George Springer is still in John Schneider's plans, and the Blue Jays manager made that clear as Toronto waits for the veteran's bat to wake up.

Schneider's message was steady. Springer has done this too long, seen too much, and earned enough trust for the Blue Jays to believe the turnaround can come fast.

That quote lands differently because Springer's 2026 line has slipped well below his standard. He is hitting .207 with a .639 OPS across 174 at-bats, and those are the numbers of a lineup drag, not a table-setter.

The split that jumps out is the power drought inside the slump. Springer has 5 home runs, but his overall slugging percentage sits at .351, which leaves Toronto short on damage near the top of the order.

Schneider's line about «swinging at the right pitches» also matters. Springer's problem, at least from the manager's view, is not a total collapse in approach. It is more about getting his swing decisions back in line often enough to let the results follow.

That is a big distinction for a veteran hitter. When a manager talks this way, he is usually saying the player is not lost at the plate, just out of sync for a stretch that has dragged longer than anyone wanted.

Toronto also does not have much room to wait around. The Blue Jays are 32-35, and a club sitting under .500 feels every cold streak from a regular expected to carry real lineup value.

Springer's slump is now a lineup problem

The trouble is not just the batting average. Springer has struck out 36 times against 18 walks, and that imbalance has kept too many innings from getting started cleanly when he is near the top of the card.
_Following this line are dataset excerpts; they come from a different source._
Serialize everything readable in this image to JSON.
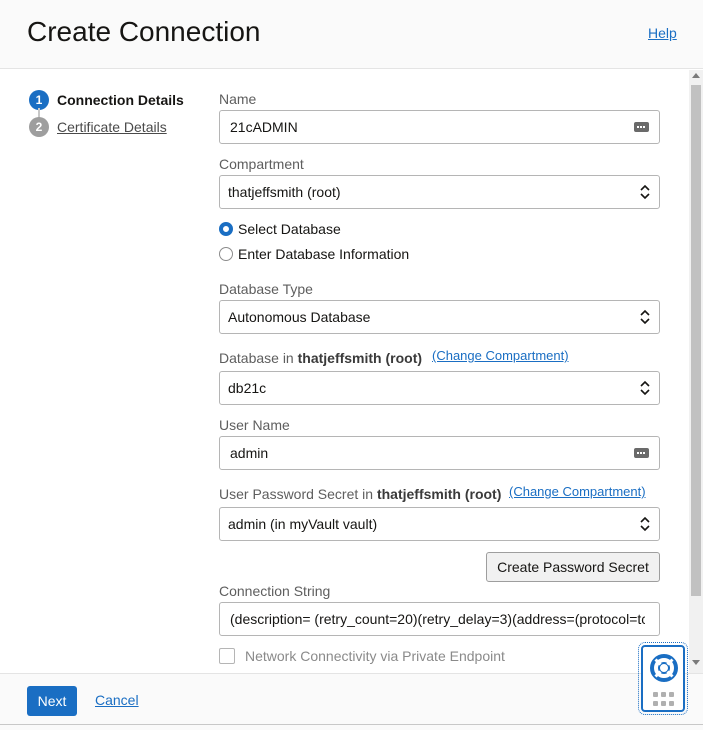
{
  "header": {
    "title": "Create Connection",
    "help_link": "Help"
  },
  "steps": [
    {
      "number": "1",
      "label": "Connection Details",
      "active": true
    },
    {
      "number": "2",
      "label": "Certificate Details",
      "active": false
    }
  ],
  "form": {
    "name": {
      "label": "Name",
      "value": "21cADMIN"
    },
    "compartment": {
      "label": "Compartment",
      "value": "thatjeffsmith (root)"
    },
    "database_source": {
      "options": [
        "Select Database",
        "Enter Database Information"
      ],
      "selected": "Select Database"
    },
    "database_type": {
      "label": "Database Type",
      "value": "Autonomous Database"
    },
    "database": {
      "label_prefix": "Database in ",
      "label_bold": "thatjeffsmith (root)",
      "change_link": "(Change Compartment)",
      "value": "db21c"
    },
    "user_name": {
      "label": "User Name",
      "value": "admin"
    },
    "password_secret": {
      "label_prefix": "User Password Secret in ",
      "label_bold": "thatjeffsmith (root)",
      "change_link": "(Change Compartment)",
      "value": "admin (in myVault vault)"
    },
    "create_secret_button": "Create Password Secret",
    "connection_string": {
      "label": "Connection String",
      "value": "(description= (retry_count=20)(retry_delay=3)(address=(protocol=tc"
    },
    "private_endpoint": {
      "label": "Network Connectivity via Private Endpoint",
      "checked": false
    }
  },
  "footer": {
    "next_label": "Next",
    "cancel_label": "Cancel"
  },
  "help_widget": {
    "icon": "lifebuoy-icon",
    "grip": "grid-dots-icon"
  },
  "colors": {
    "accent": "#1a6ec3",
    "text": "#161513",
    "muted": "#5e5e5e"
  }
}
There is also a split that shows how uneven this season has become. In 79 at-bats as a designated hitter, Springer owns a .177 average and a .523 OPS, which tells you the bat has not picked up even when the defensive load is lighter.

Still, Schneider is betting on track record over panic. Springer's Statcast page shows an xwOBA of .301 against an actual wOBA of .285, which suggests the production has lagged behind the quality of some contact.

That does not erase the slump, but it does help explain why the Blue Jays are not rushing to bury him. One cleaner week can still change the shape of his line and settle the noise around his role.

For now, Schneider is taking the veteran route with a veteran player. The Blue Jays manager is trusting George Springer to find the right pitches again, because Toronto still needs his bat to be more than a name in the lineup.